Our company moves fast and has no strict processes unless you make your own. That works fine when you are by yourself. In a team of more than three, it breaks down quickly.
I tried lists, task management tools, all of it. They always got left behind the moment things got urgent. Every system I tried added more friction than it saved, and the context switching between managing work and doing work drained more energy than I expected.
So I added an agent to the mix. Not to replace a system — I did not want another system. The idea was simple: put in the least effort possible while still keeping things on track, dependencies managed, and work assignments clear. I told the agent to own all of that and be strict about it.
It did the data entry itself. I just talked about what needed to happen and it would arrange everything. Then it would feed tasks back to me one at a time, dependencies in order, nothing out of sequence.

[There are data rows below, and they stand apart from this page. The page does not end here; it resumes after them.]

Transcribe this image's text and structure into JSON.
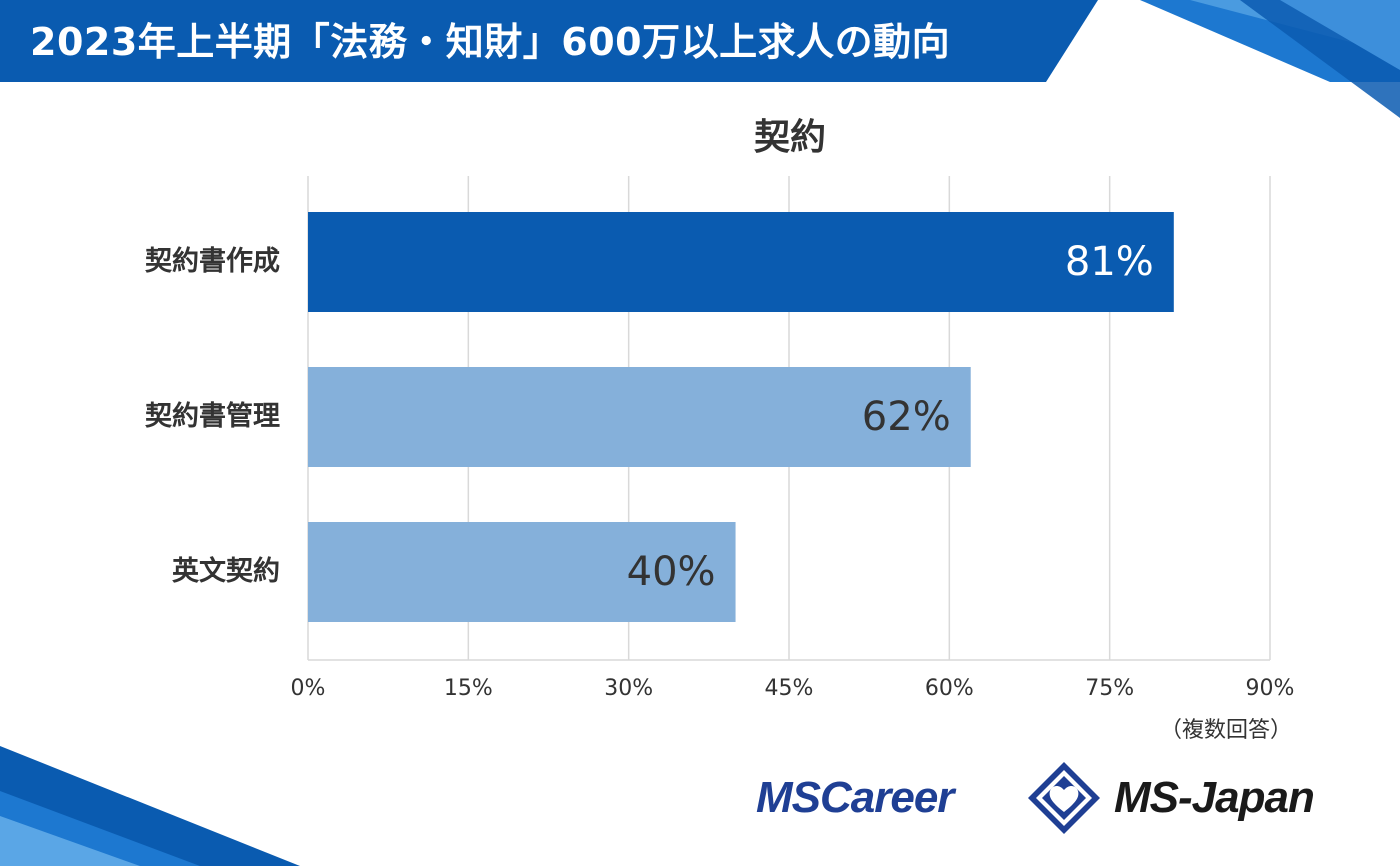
{
  "header": {
    "title": "2023年上半期「法務・知財」600万以上求人の動向"
  },
  "chart_data": {
    "type": "bar",
    "orientation": "horizontal",
    "title": "契約",
    "categories": [
      "契約書作成",
      "契約書管理",
      "英文契約"
    ],
    "values": [
      81,
      62,
      40
    ],
    "value_labels": [
      "81%",
      "62%",
      "40%"
    ],
    "xlim": [
      0,
      90
    ],
    "x_ticks": [
      "0%",
      "15%",
      "30%",
      "45%",
      "60%",
      "75%",
      "90%"
    ],
    "grid": true,
    "note": "（複数回答）"
  },
  "colors": {
    "header_bg": "#0a5bb0",
    "highlight_bar": "#0a5bb0",
    "normal_bar": "#85b0da",
    "grid": "#d9d9d9",
    "logo_blue": "#1f3f94",
    "logo_dark": "#1a1a1a"
  },
  "logos": {
    "left": "MSCareer",
    "right": "MS-Japan"
  }
}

It did not feel like using a tool. It felt like talking to a colleague who genuinely cared about how much I was taking on and whether I could actually finish it. It would push back when I was overloading a day. It would flag when something I wanted to assign was not ready to be assigned yet.
It also became the place where I think through new features before they go to the team. I could have the full design conversation without touching the codebase — just working through what the feature needed to do, what depended on what, what questions needed answering first. That output would then go to a coding agent that would pick it up in the context of the actual system and build it.
I do what I am good at. The agent handles the rest without burning through my energy in the process.